La communauté internationale doit par ailleurs concentrer son attention sur les causes des conflits et pas seulement sur leurs symptômes, à savoir principalement la pauvreté et les effets négatifs de la mondialisation sur les pays en développement. C'est le sentiment du Président du Honduras qui s'est inquiété de constater que l'effondrement du système financier provoqué par des mouvements spéculatifs dans une région du monde, se répercute dans une autre partie du monde, rendant plus chers les produits de consommation, appauvrissant la population et rendant leurs conditions de vie plus difficiles. La mondialisation doit créer de nouvelles opportunités et non pas de nouvelles inégalités, a-t-il insisté. Le renforcement des activités de coopération doit donc devenir l'une des tâches principales des Nations Unies, et la proposition du Secrétaire général d'élaborer, au sein d'un partenariat secteur public/secteur privé, un "Pacte mondial" de valeurs et de principes communs entre les Nations Unies et les plus grandes entreprises du globe pour donner un visage humain à la loi du marché, a été appuyée par le Ministre des affaires étrangères de l'Allemagne.

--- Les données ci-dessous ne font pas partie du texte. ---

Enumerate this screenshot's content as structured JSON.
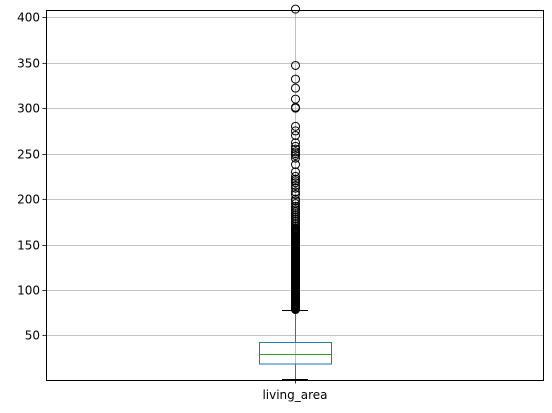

En matière de coopération et de développement durable, la protection de l'environnement ne doit pas être oubliée, et, à cet égard, un appel a été lancé pour que les négociations sur la protection contre les changements climatiques sortent de l'impasse et que le Protocole de Kyoto soit appliqué. En fin de compte, c'est la qualité et l'engagement de chaque Etat qui détermineront le succès ou l'échec de nos efforts communs, a mis en garde la Présidente de la Lettonie.

Ont participé ce matin au débat général : le Président du Honduras, M. Carlos Roberto Flores Facussé; le Président du Paraguay, M. Luis Angel Gonzalez Macchi; la Présidente de la Lettonie, Mme Vaira Vike-Freiberga; le Ministre des affaires étrangères de l'Allemagne, M. Joschka Fischer; le Ministre des affaires étrangères de la Chine, M. Tang Jiaxuan; le Ministre des affaires étrangères de l'Italie, M. Lamberto Dini et le Ministre des affaires étrangères et des affaires politiques de Saint-Marin, M. Gabriele Gatti.

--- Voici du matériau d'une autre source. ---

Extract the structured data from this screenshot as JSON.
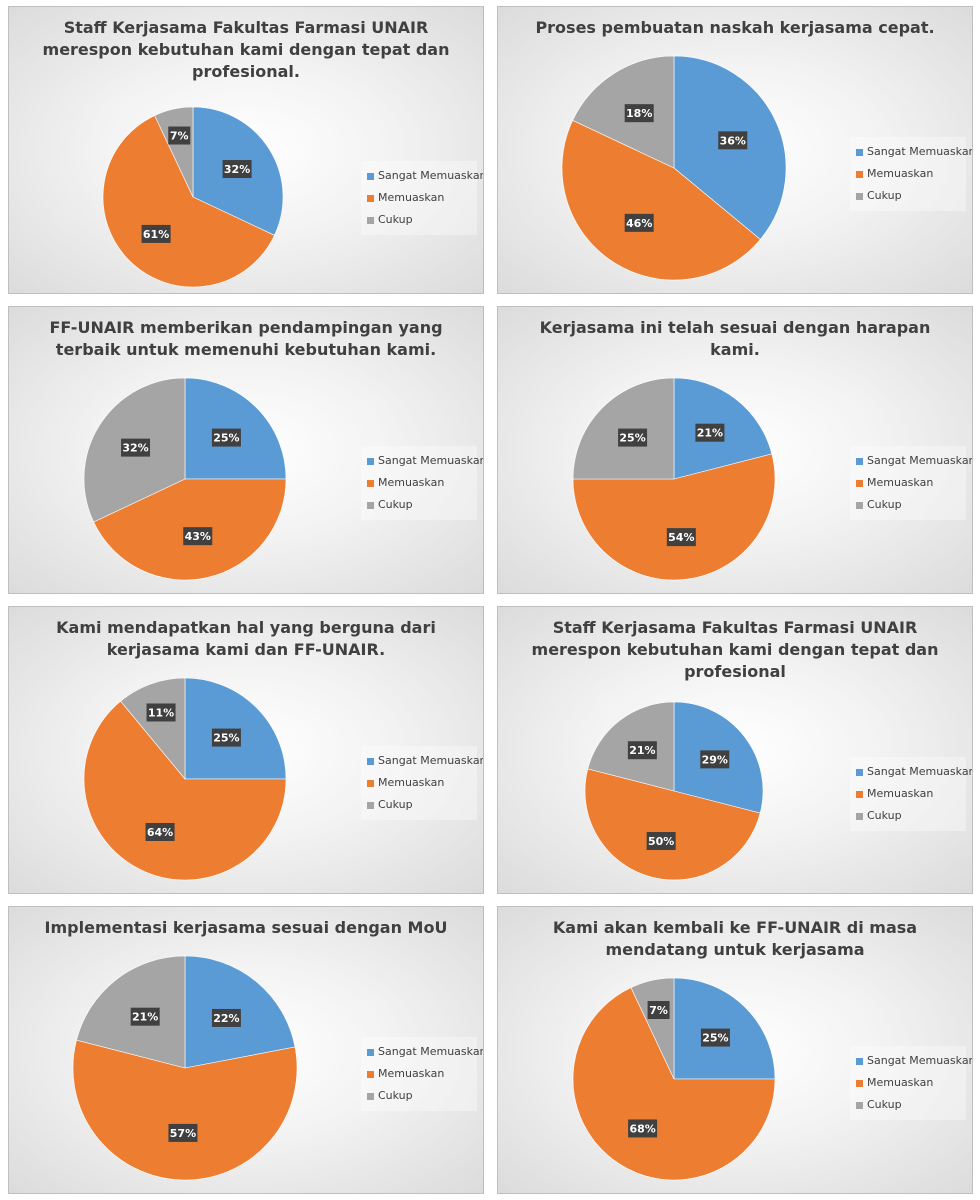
{
  "legend_labels": [
    "Sangat Memuaskan",
    "Memuaskan",
    "Cukup"
  ],
  "colors": {
    "sangat": "#5b9bd5",
    "memuaskan": "#ed7d31",
    "cukup": "#a5a5a5"
  },
  "chart_data": [
    {
      "type": "pie",
      "title": "Staff Kerjasama Fakultas Farmasi UNAIR merespon kebutuhan kami dengan tepat dan profesional.",
      "categories": [
        "Sangat Memuaskan",
        "Memuaskan",
        "Cukup"
      ],
      "values": [
        32,
        61,
        7
      ],
      "labels": [
        "32%",
        "61%",
        "7%"
      ],
      "legend_position": "right"
    },
    {
      "type": "pie",
      "title": "Proses pembuatan naskah kerjasama cepat.",
      "categories": [
        "Sangat Memuaskan",
        "Memuaskan",
        "Cukup"
      ],
      "values": [
        36,
        46,
        18
      ],
      "labels": [
        "36%",
        "46%",
        "18%"
      ],
      "legend_position": "right"
    },
    {
      "type": "pie",
      "title": "FF-UNAIR memberikan pendampingan yang terbaik untuk memenuhi kebutuhan kami.",
      "categories": [
        "Sangat Memuaskan",
        "Memuaskan",
        "Cukup"
      ],
      "values": [
        25,
        43,
        32
      ],
      "labels": [
        "25%",
        "43%",
        "32%"
      ],
      "legend_position": "right"
    },
    {
      "type": "pie",
      "title": "Kerjasama ini telah sesuai dengan harapan kami.",
      "categories": [
        "Sangat Memuaskan",
        "Memuaskan",
        "Cukup"
      ],
      "values": [
        21,
        54,
        25
      ],
      "labels": [
        "21%",
        "54%",
        "25%"
      ],
      "legend_position": "right"
    },
    {
      "type": "pie",
      "title": "Kami mendapatkan hal yang berguna dari kerjasama kami dan FF-UNAIR.",
      "categories": [
        "Sangat Memuaskan",
        "Memuaskan",
        "Cukup"
      ],
      "values": [
        25,
        64,
        11
      ],
      "labels": [
        "25%",
        "64%",
        "11%"
      ],
      "legend_position": "right"
    },
    {
      "type": "pie",
      "title": "Staff Kerjasama Fakultas Farmasi UNAIR merespon kebutuhan kami dengan tepat dan profesional",
      "categories": [
        "Sangat Memuaskan",
        "Memuaskan",
        "Cukup"
      ],
      "values": [
        29,
        50,
        21
      ],
      "labels": [
        "29%",
        "50%",
        "21%"
      ],
      "legend_position": "right"
    },
    {
      "type": "pie",
      "title": "Implementasi kerjasama sesuai dengan MoU",
      "categories": [
        "Sangat Memuaskan",
        "Memuaskan",
        "Cukup"
      ],
      "values": [
        22,
        57,
        21
      ],
      "labels": [
        "22%",
        "57%",
        "21%"
      ],
      "legend_position": "right"
    },
    {
      "type": "pie",
      "title": "Kami akan kembali ke FF-UNAIR di masa mendatang untuk kerjasama",
      "categories": [
        "Sangat Memuaskan",
        "Memuaskan",
        "Cukup"
      ],
      "values": [
        25,
        68,
        7
      ],
      "labels": [
        "25%",
        "68%",
        "7%"
      ],
      "legend_position": "right"
    }
  ]
}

Le débat général se poursuivra cet après-midi, à partir de 15 heures.

Allocution de Son Excellence M. Carlos Roberto Flores Facussé, Président de la République du Honduras

M. CARLOS ROBERTO FLORES FACUSSE, Président de la République du Honduras : il y a un an, l'Amérique centrale a été tragiquement affectée par le passage de l'un des ouragans les plus terribles de ce siècle. Le Honduras, pays le plus touché avec des pertes qui se chiffrent en milliards de dollars, a vu son économie gravement fragilisée et ses infrastructures détruites à 70%. Il y a eu plus de 15 mille morts, blessés et disparus et plus d'un million de victimes directes ou indirectes. L'ouragan Mitch et les catastrophes naturelles mettent en relief la vulnérabilité physique de nos pays et la nécessité de mettre en place des moyens de prévenir et de réagir rapidement face à de telles catastrophes. Des mesures doivent être prises aux niveaux national, régional, continental, voire planétaire pour atténuer les conséquences, car aucun pays ne peut supporter à lui seul le choc de tels phénomènes. Il s'agit là d'un nouveau défi lancé à l'Organisation des Nations Unies, qui, si elle se penche sérieusement sur cette question, sera en mesure de sauver des milliers et des milliers de vie. Plus que de simples voisins, nous devons être frères. La solidarité est une excellente chose mais la fraternité est encore plus forte et plus humaine.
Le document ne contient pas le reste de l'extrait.